Alexander Raban "Alec" Waugh (8 July 1898 – 3 September 1981), was a British novelist, the elder brother of the better-known Evelyn Waugh and son of Arthur Waugh, author, literary critic, and publisher. His first wife was Barbara Jacobs (daughter of the writer William Wymark Jacobs), his second wife was Joan Chirnside and his third wife was Virginia Sorenson, author of the Newbery Medal–winning Miracles on Maple Hill.

Waugh was born in London, and educated at Sherborne School, a public school in Dorset. The result of his experiences was his first, semi-autobiographical novel, The Loom of Youth (1917), in which he dramatized his schooldays. The book was inspired by Arnold Lunn's The Harrovians, published in 1913 and discussed at some length in The Loom of Youth.

The Loom of Youth was so controversial at the time (it mentioned homosexual relationships between boys, albeit in a very understated, staid fashion) that Waugh remains the only former pupil to be dismissed from the former students society (The Old Shirburnian Society). It was also a best seller.

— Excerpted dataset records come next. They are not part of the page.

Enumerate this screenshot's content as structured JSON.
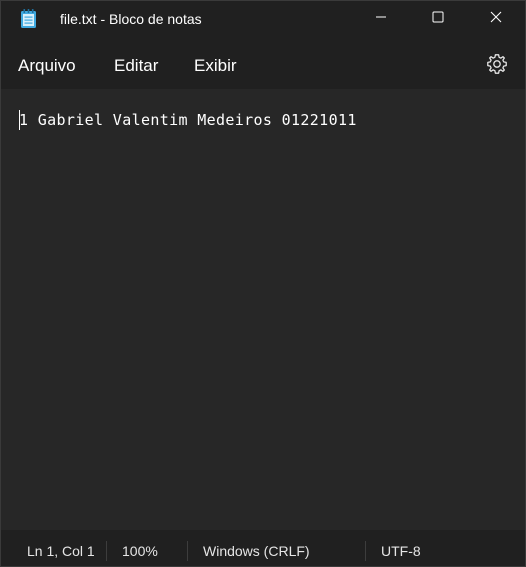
{
  "window": {
    "title": "file.txt - Bloco de notas",
    "app_icon": "notepad-icon",
    "controls": {
      "minimize_icon": "minimize-icon",
      "maximize_icon": "maximize-icon",
      "close_icon": "close-icon"
    }
  },
  "menu": {
    "items": [
      {
        "label": "Arquivo"
      },
      {
        "label": "Editar"
      },
      {
        "label": "Exibir"
      }
    ],
    "settings_icon": "gear-icon"
  },
  "editor": {
    "content": "1 Gabriel Valentim Medeiros 01221011"
  },
  "status": {
    "position": "Ln 1, Col 1",
    "zoom": "100%",
    "line_ending": "Windows (CRLF)",
    "encoding": "UTF-8"
  },
  "colors": {
    "background": "#272727",
    "chrome": "#202020",
    "text": "#ffffff",
    "icon_accent": "#3fa9e0"
  }
}
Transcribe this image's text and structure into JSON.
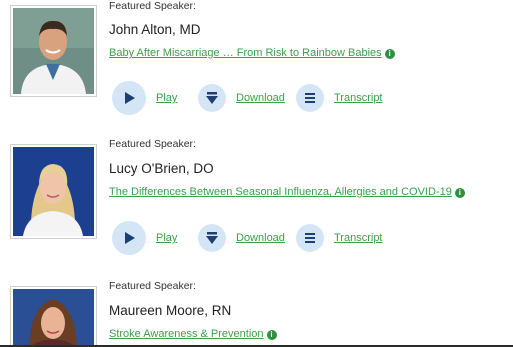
{
  "speakers": [
    {
      "featured_label": "Featured Speaker:",
      "name": "John Alton, MD",
      "talk_title": "Baby After Miscarriage … From Risk to Rainbow Babies",
      "actions": {
        "play": "Play",
        "download": "Download",
        "transcript": "Transcript"
      }
    },
    {
      "featured_label": "Featured Speaker:",
      "name": "Lucy O'Brien, DO",
      "talk_title": "The Differences Between Seasonal Influenza, Allergies and COVID-19",
      "actions": {
        "play": "Play",
        "download": "Download",
        "transcript": "Transcript"
      }
    },
    {
      "featured_label": "Featured Speaker:",
      "name": "Maureen Moore, RN",
      "talk_title": "Stroke Awareness & Prevention"
    }
  ],
  "colors": {
    "link_green": "#3aa14a",
    "icon_navy": "#1f3f73",
    "icon_bg": "#d4e6f6"
  },
  "icons": {
    "play": "play-icon",
    "download": "download-icon",
    "transcript": "transcript-icon",
    "info": "info-icon"
  }
}
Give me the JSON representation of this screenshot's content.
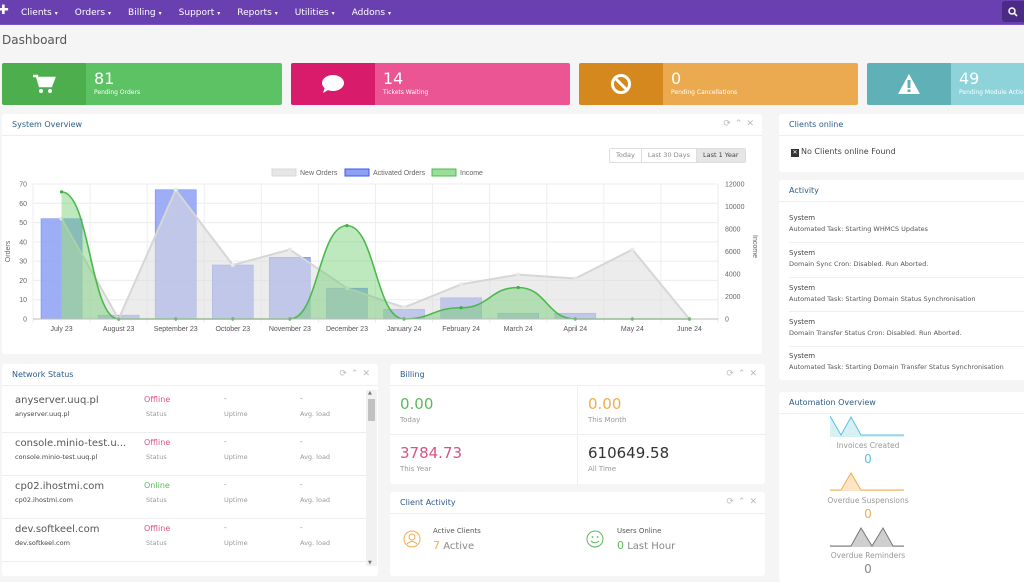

Waugh served in the army in France in the First World War, being commissioned in the Dorset Regiment in May 1917, and seeing action at Passchendaele. Captured by the Germans near Arras in March 1918, Waugh spent the rest of the war in prisoner-of-war camps in Karlsruhe and in the Mainz Citadel. He later had a career as a successful author, although never as successful or innovative as his younger brother. He lived much of his life overseas, in exotic places such as Tangier – a lifestyle made possible by his second marriage to a rich Australian, Joan Chirnside. His work, possibly in consequence, tends to be reminiscent of W. Somerset Maugham, although without Maugham's huge popular success. Nevertheless, his 1955 novel Island in the Sun was a best-seller. It was filmed in 1957 as Island in the Sun, securing from Hollywood the greatest amount ever paid for the use of a novel to that time. His 1973 novel A Fatal Gift was also a success. Nonetheless, according to his nephew Auberon Waugh, Alec Waugh "wrote many books, each worse than the last".